Conversational AI with Persistent Memory

Traditional chatbots lose context between sessions, forcing users to repeat themselves. Every interaction starts from scratch — the assistant does not remember the user’s name, preferences, past questions, or the decisions made in previous conversations. This creates a frustrating experience that feels more like filling out a form than talking to an intelligent assistant.

The fundamental challenge is that LLM context windows are finite. You cannot simply concatenate all past conversations into the prompt — it would quickly exceed token limits and degrade response quality. A conversational AI assistant with persistent memory solves this by maintaining three tiers of memory, inspired by the MemGPT architecture: core context always in the prompt, searchable conversation history, and long-term archival storage backed by vector search. This tiered approach keeps the most important information always available while making everything else retrievable on demand.

Solution Architecture

Beluga AI implements a MemGPT-inspired 3-tier memory system. The three tiers map to different access patterns and latency requirements:

Core memory: Always present in the context window.

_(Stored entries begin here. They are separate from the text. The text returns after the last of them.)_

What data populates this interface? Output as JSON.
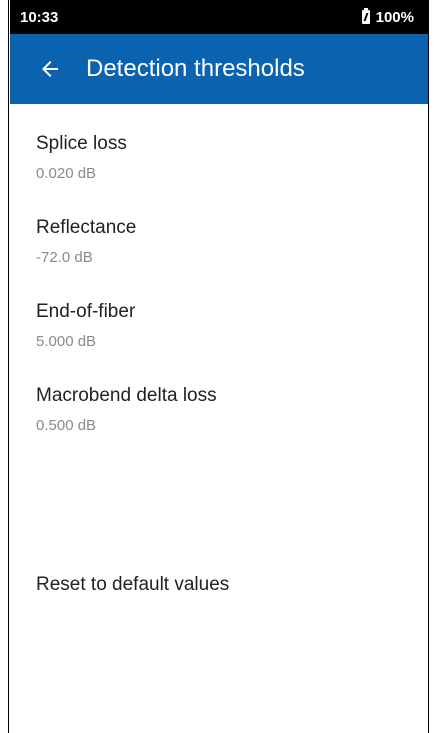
{
  "status_bar": {
    "time": "10:33",
    "battery": "100%"
  },
  "app_bar": {
    "title": "Detection thresholds",
    "back_icon": "arrow-back-icon",
    "color": "#0b63b0"
  },
  "settings": [
    {
      "label": "Splice loss",
      "value": "0.020 dB"
    },
    {
      "label": "Reflectance",
      "value": "-72.0 dB"
    },
    {
      "label": "End-of-fiber",
      "value": "5.000 dB"
    },
    {
      "label": "Macrobend delta loss",
      "value": "0.500 dB"
    }
  ],
  "reset_label": "Reset to default values"
}
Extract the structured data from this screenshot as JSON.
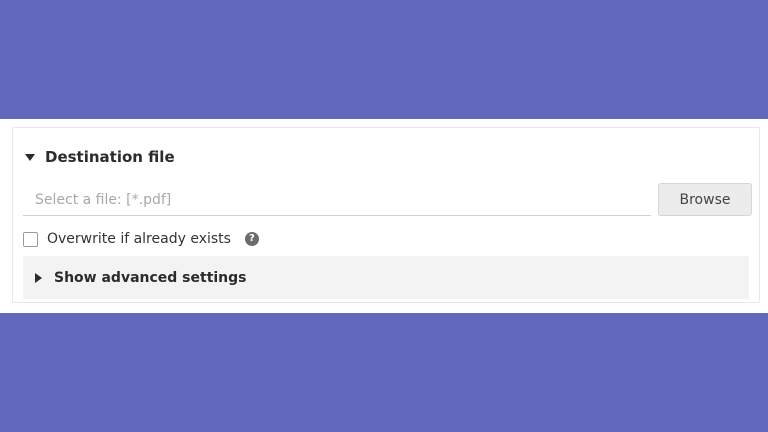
{
  "section": {
    "title": "Destination file",
    "expanded": true
  },
  "file_input": {
    "placeholder": "Select a file: [*.pdf]",
    "value": ""
  },
  "browse_button": {
    "label": "Browse"
  },
  "overwrite": {
    "label": "Overwrite if already exists",
    "checked": false,
    "help_icon": "?"
  },
  "advanced": {
    "label": "Show advanced settings",
    "expanded": false
  },
  "colors": {
    "background": "#6268bc",
    "panel": "#ffffff",
    "advanced_bg": "#f3f3f3",
    "button_bg": "#ececec"
  },
  "icons": {
    "section_toggle": "caret-down-icon",
    "advanced_toggle": "caret-right-icon",
    "help": "help-icon"
  }
}
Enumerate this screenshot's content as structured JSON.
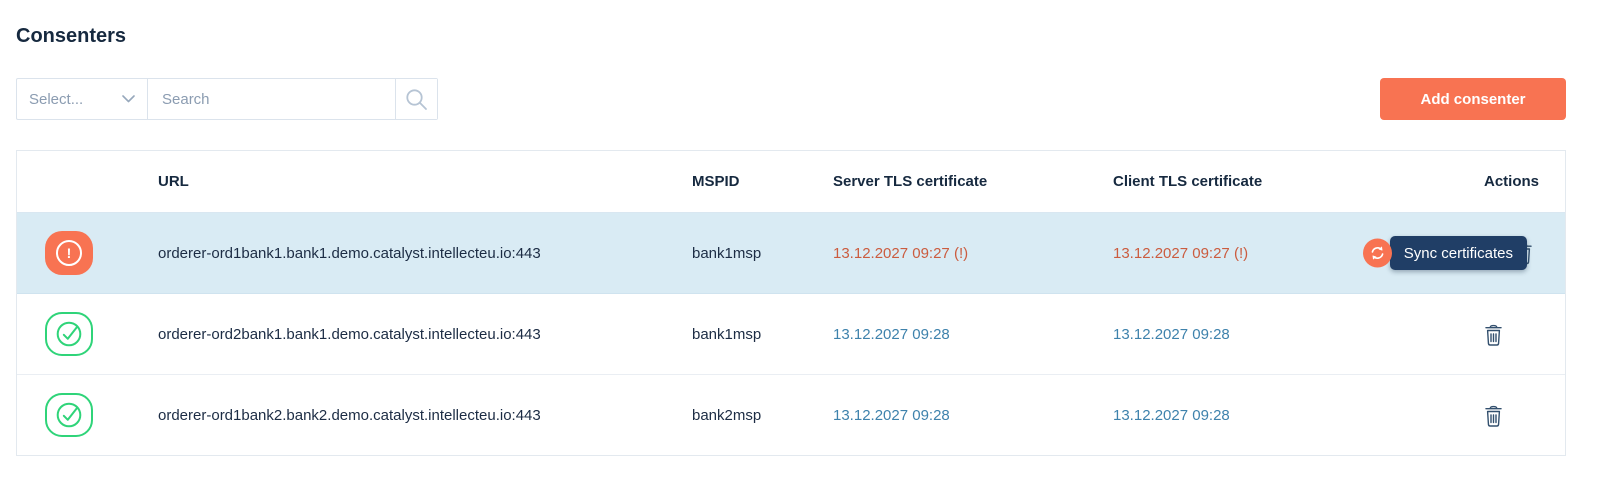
{
  "page": {
    "title": "Consenters"
  },
  "toolbar": {
    "select_placeholder": "Select...",
    "search_placeholder": "Search",
    "add_button_label": "Add consenter"
  },
  "table": {
    "columns": {
      "url": "URL",
      "mspid": "MSPID",
      "server": "Server TLS certificate",
      "client": "Client TLS certificate",
      "actions": "Actions"
    },
    "rows": [
      {
        "status": "warning",
        "url": "orderer-ord1bank1.bank1.demo.catalyst.intellecteu.io:443",
        "mspid": "bank1msp",
        "server_tls": "13.12.2027 09:27 (!)",
        "client_tls": "13.12.2027 09:27 (!)",
        "selected": true
      },
      {
        "status": "ok",
        "url": "orderer-ord2bank1.bank1.demo.catalyst.intellecteu.io:443",
        "mspid": "bank1msp",
        "server_tls": "13.12.2027 09:28",
        "client_tls": "13.12.2027 09:28",
        "selected": false
      },
      {
        "status": "ok",
        "url": "orderer-ord1bank2.bank2.demo.catalyst.intellecteu.io:443",
        "mspid": "bank2msp",
        "server_tls": "13.12.2027 09:28",
        "client_tls": "13.12.2027 09:28",
        "selected": false
      }
    ]
  },
  "tooltip": {
    "sync_label": "Sync certificates"
  },
  "status": {
    "warning_glyph": "!"
  },
  "icons": {
    "select_chevron": "chevron-down-icon",
    "search": "search-icon",
    "warning": "alert-circle-icon",
    "ok": "check-circle-icon",
    "sync": "sync-icon",
    "delete": "trash-icon"
  },
  "colors": {
    "accent_orange": "#F87352",
    "selected_row_bg": "#D9EBF4",
    "ok_green": "#2FD479",
    "cert_link_blue": "#3E82AC",
    "cert_warning_text": "#CB5C3F",
    "tooltip_bg": "#203E66",
    "heading_navy": "#16293F"
  }
}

Contains the persona definition and key facts about the user. Self-editable — the agent can update its understanding of the user over time. This tier occupies a fixed budget of the context window (typically 2-4K tokens) and is optimized for prompt cache hits by placing it first in the message sequence.
Recall memory: Searchable conversation history. Stores full messages and retrieves relevant past exchanges by semantic similarity. This tier handles the “what did we discuss last time?” use case without loading all past conversations into context.
Archival memory: Long-term vector storage for facts, preferences, and knowledge extracted from conversations. This tier handles the “what do I know about this user?” use case, retrieving specific facts across potentially thousands of past interactions.

The MemGPT pattern is chosen over simpler approaches (buffer memory, window memory) because it explicitly manages the tradeoff between context window size and information availability. Buffer memory loses old context, window memory loses specific facts — MemGPT’s three tiers ensure nothing important is lost while keeping the context window lean.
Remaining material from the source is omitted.